Die Bestimmung, die der Bundestag im Sommer gerade noch als letztes Gesetz der Schröder-Regierung verabschiedete und kurz darauf auch der Bundesrat mit Schützenhilfe der FDP absegnete, zieht zwar Grenzen bei den Informationsansprüchen – etwa zum Schutz "internationaler Beziehungen". Dass unter diese Klausel die CIA-Akten fallen könnten, hält Tauss aber für fraglich.

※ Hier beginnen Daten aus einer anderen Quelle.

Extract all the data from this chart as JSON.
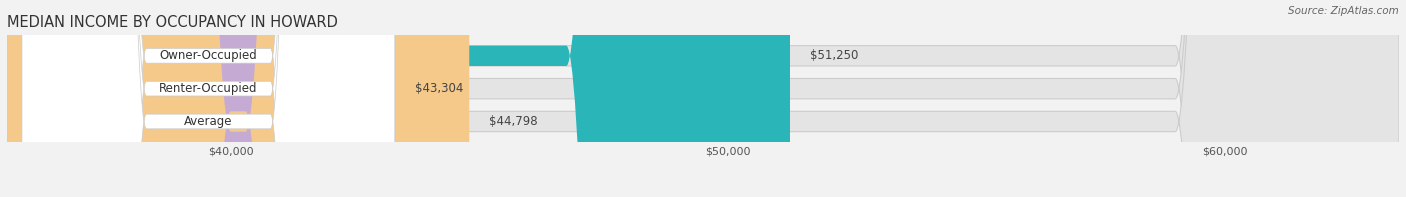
{
  "title": "MEDIAN INCOME BY OCCUPANCY IN HOWARD",
  "source_text": "Source: ZipAtlas.com",
  "categories": [
    "Owner-Occupied",
    "Renter-Occupied",
    "Average"
  ],
  "values": [
    51250,
    43304,
    44798
  ],
  "bar_colors": [
    "#2ab5b8",
    "#c5aad4",
    "#f5c98a"
  ],
  "background_color": "#f2f2f2",
  "bar_bg_color": "#e4e4e4",
  "xlim_min": 35500,
  "xlim_max": 63500,
  "data_min": 0,
  "xticks": [
    40000,
    50000,
    60000
  ],
  "xtick_labels": [
    "$40,000",
    "$50,000",
    "$60,000"
  ],
  "value_labels": [
    "$51,250",
    "$43,304",
    "$44,798"
  ],
  "bar_height": 0.62,
  "bar_gap": 0.18,
  "title_fontsize": 10.5,
  "tick_fontsize": 8,
  "label_fontsize": 8.5,
  "value_fontsize": 8.5
}
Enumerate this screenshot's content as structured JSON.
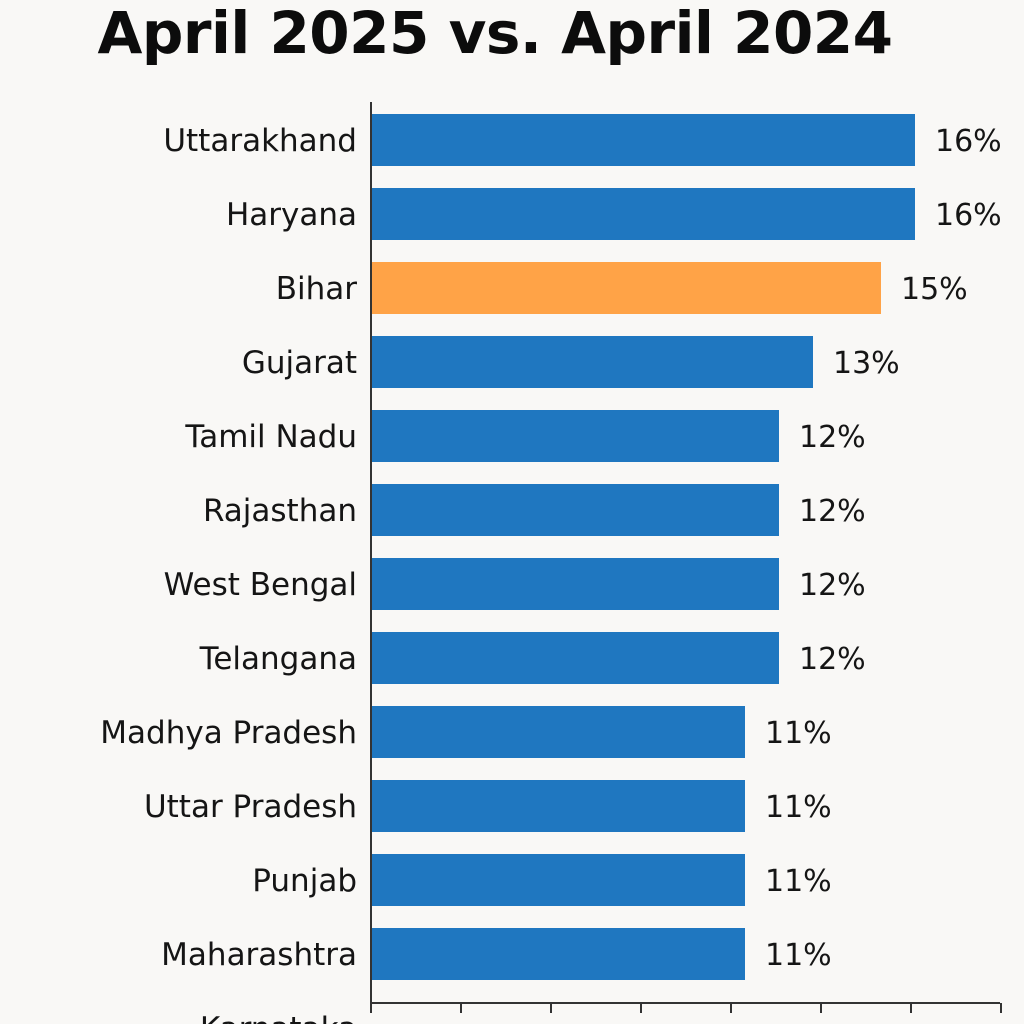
{
  "chart_data": {
    "type": "bar",
    "orientation": "horizontal",
    "title": "April 2025 vs. April 2024",
    "xlabel": "",
    "ylabel": "",
    "categories": [
      "Uttarakhand",
      "Haryana",
      "Bihar",
      "Gujarat",
      "Tamil Nadu",
      "Rajasthan",
      "West Bengal",
      "Telangana",
      "Madhya Pradesh",
      "Uttar Pradesh",
      "Punjab",
      "Maharashtra",
      "Karnataka"
    ],
    "values": [
      16,
      16,
      15,
      13,
      12,
      12,
      12,
      12,
      11,
      11,
      11,
      11,
      null
    ],
    "value_labels": [
      "16%",
      "16%",
      "15%",
      "13%",
      "12%",
      "12%",
      "12%",
      "12%",
      "11%",
      "11%",
      "11%",
      "11%",
      ""
    ],
    "highlight_category": "Bihar",
    "colors": {
      "default": "#1f77c0",
      "highlight": "#ffa347",
      "axis": "#333333",
      "text": "#151515",
      "background": "#f9f8f6"
    },
    "grid": false,
    "legend": "none"
  }
}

Der medienpolitische Sprecher der SPD-Bundestagsfraktion gelobte, beim Ausreizen des Gesetzes mit gutem Beispiel voranzugehen. "Ich will die Mautverträge sehen", kündigte er unter Applaus der Hackergemeinde an. Ein entsprechendes Auskunftsbegehren werde er gleich nach Neujahr als "ersten wunderbaren Testfall" für die Reichweite der Regelung stellen. Tauss, selbst langjähriges Mitglied beim Chaos Computer Club (CCC), könnte dabei jedoch auf Granit beißen: Seine Fraktion hat mit dafür plädiert, betriebs- und personenbezogene Daten sowie Geschäftsgeheimnisse vor der Neugier der Bürger oder der Konkurrenz zu schützen. Bezeichnenderweise hatte die Union, die gegen das Gesetz stimmte, bereits bei der 1. Lesung des Entwurfs die damalige Bundesregierung vergeblich aufgefordert, endlich die Verträge mit Toll Collect zur Lkw-Maut offen zu legen. Nun soll es die Große Koalition richten.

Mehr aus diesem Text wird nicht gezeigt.